It’s an SGEM hot off the press! That means that you can comment on this article, and potentially see your comments published next to the original article in the official version of Academic Emergency Medicine. I am also excited to be joining Ken Milne with Corey Heitz as the official co-hosts of the SGEM HOP AEM sessions.
This week, we discuss a new trial on high sensitivity troponin with the lead author and all round excellent chap Dr. Rick Body. Have a listen to the episode and post any questions or comments you have for Dr. Body on the website. It’s a great way to get involved in post-publication peer review. What to you think? Is a single negative high sensitivity troponin as a rule-out strategy ready for prime time?
Body R, Mueller C, Giannitsis E. The Use of Very Low Concentrations of High-sensitivity Troponin T to Rule Out Acute Myocardial Infarction Using a Single Blood Test. Academic emergency medicine. 2016. PMID: 27178492 [Available free, full text here]

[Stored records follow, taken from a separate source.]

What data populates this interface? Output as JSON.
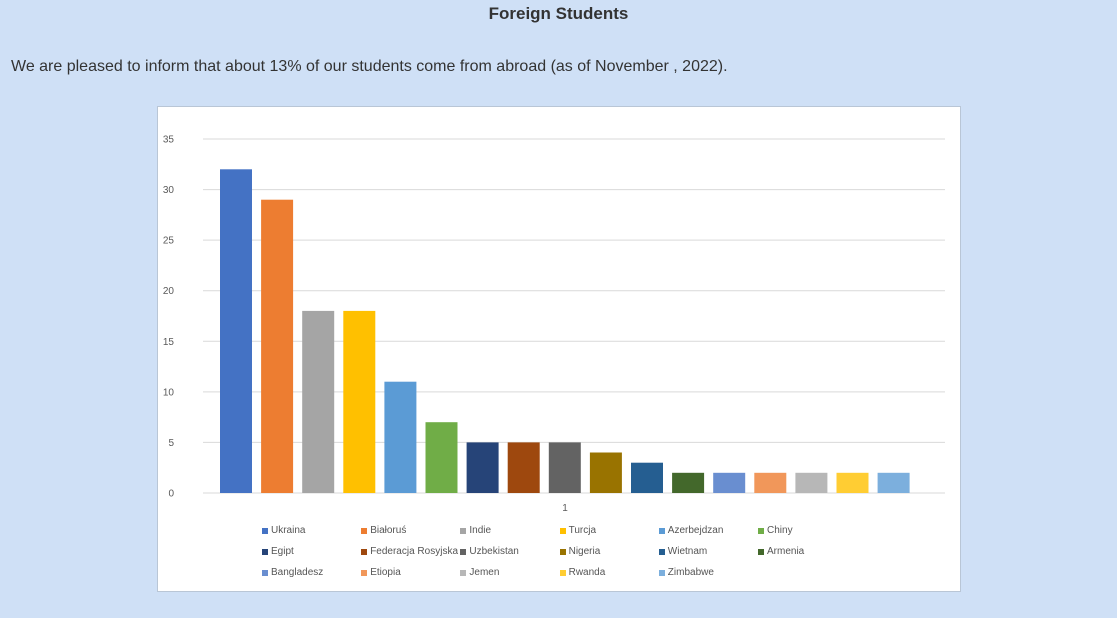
{
  "page": {
    "title": "Foreign Students",
    "intro": "We are pleased to inform that about 13% of our students come from abroad (as of November , 2022)."
  },
  "chart_data": {
    "type": "bar",
    "title": "",
    "xlabel": "",
    "ylabel": "",
    "categories": [
      "1"
    ],
    "ylim": [
      0,
      35
    ],
    "yticks": [
      0,
      5,
      10,
      15,
      20,
      25,
      30,
      35
    ],
    "grid": true,
    "legend_position": "bottom",
    "series": [
      {
        "name": "Ukraina",
        "values": [
          32
        ],
        "color": "#4472c4"
      },
      {
        "name": "Białoruś",
        "values": [
          29
        ],
        "color": "#ed7d31"
      },
      {
        "name": "Indie",
        "values": [
          18
        ],
        "color": "#a5a5a5"
      },
      {
        "name": "Turcja",
        "values": [
          18
        ],
        "color": "#ffc000"
      },
      {
        "name": "Azerbejdzan",
        "values": [
          11
        ],
        "color": "#5b9bd5"
      },
      {
        "name": "Chiny",
        "values": [
          7
        ],
        "color": "#70ad47"
      },
      {
        "name": "Egipt",
        "values": [
          5
        ],
        "color": "#264478"
      },
      {
        "name": "Federacja Rosyjska",
        "values": [
          5
        ],
        "color": "#9e480e"
      },
      {
        "name": "Uzbekistan",
        "values": [
          5
        ],
        "color": "#636363"
      },
      {
        "name": "Nigeria",
        "values": [
          4
        ],
        "color": "#997300"
      },
      {
        "name": "Wietnam",
        "values": [
          3
        ],
        "color": "#255e91"
      },
      {
        "name": "Armenia",
        "values": [
          2
        ],
        "color": "#43682b"
      },
      {
        "name": "Bangladesz",
        "values": [
          2
        ],
        "color": "#698ed0"
      },
      {
        "name": "Etiopia",
        "values": [
          2
        ],
        "color": "#f1975a"
      },
      {
        "name": "Jemen",
        "values": [
          2
        ],
        "color": "#b7b7b7"
      },
      {
        "name": "Rwanda",
        "values": [
          2
        ],
        "color": "#ffcd33"
      },
      {
        "name": "Zimbabwe",
        "values": [
          2
        ],
        "color": "#7cafdd"
      }
    ]
  }
}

This is a secondary analysis of a large, prospective observational cohort (as part of the TRAPID-AMI trial.) They looked at 1282 adult patients presenting to the emergency department with new onset chest pain or symptoms suggestive of acute coronary syndrome that had peaked in the last 6 hours. The were looking at a high sensitivity troponin T on arrival and the primary outcome was acute MI at admission. The major secondary outcome was MACE (major adverse cardiac events). For the primary outcome of acute MI, using the primary strategy of an initial hs-cTnT below the limit of detection (<5ng/L) and no ECG ischemia, the test characteristics are:
- Sensitivity 99.1% (95%CI 96.7-99.5%)
- Specificity 43.9% (95%CI 40.9-46.9%)
- PPV 26.0% (95% CI 23.0–29.2%)
- NPV 99.6% (95%CI 98.5–100.0%)
- LR+ 1.76 (95%CI1.67 – 1.86)
- LR – 0.02 (95% CI 0.01 – 0.09)
In terms of the secondary outcome of MACE, the total 30 day event rate was 1.3%. The actual numbers were 6 MACE events, including only one death, no AMI and 3 revascularizations. I have always had a problem with considering revascularization as a adverse event, as it is so subjective. We know that revascularization is only helpful in the setting of an MI, so if someone goes for revascularization and didn’t have an MI is that really an important outcome, or is it just over-treatment?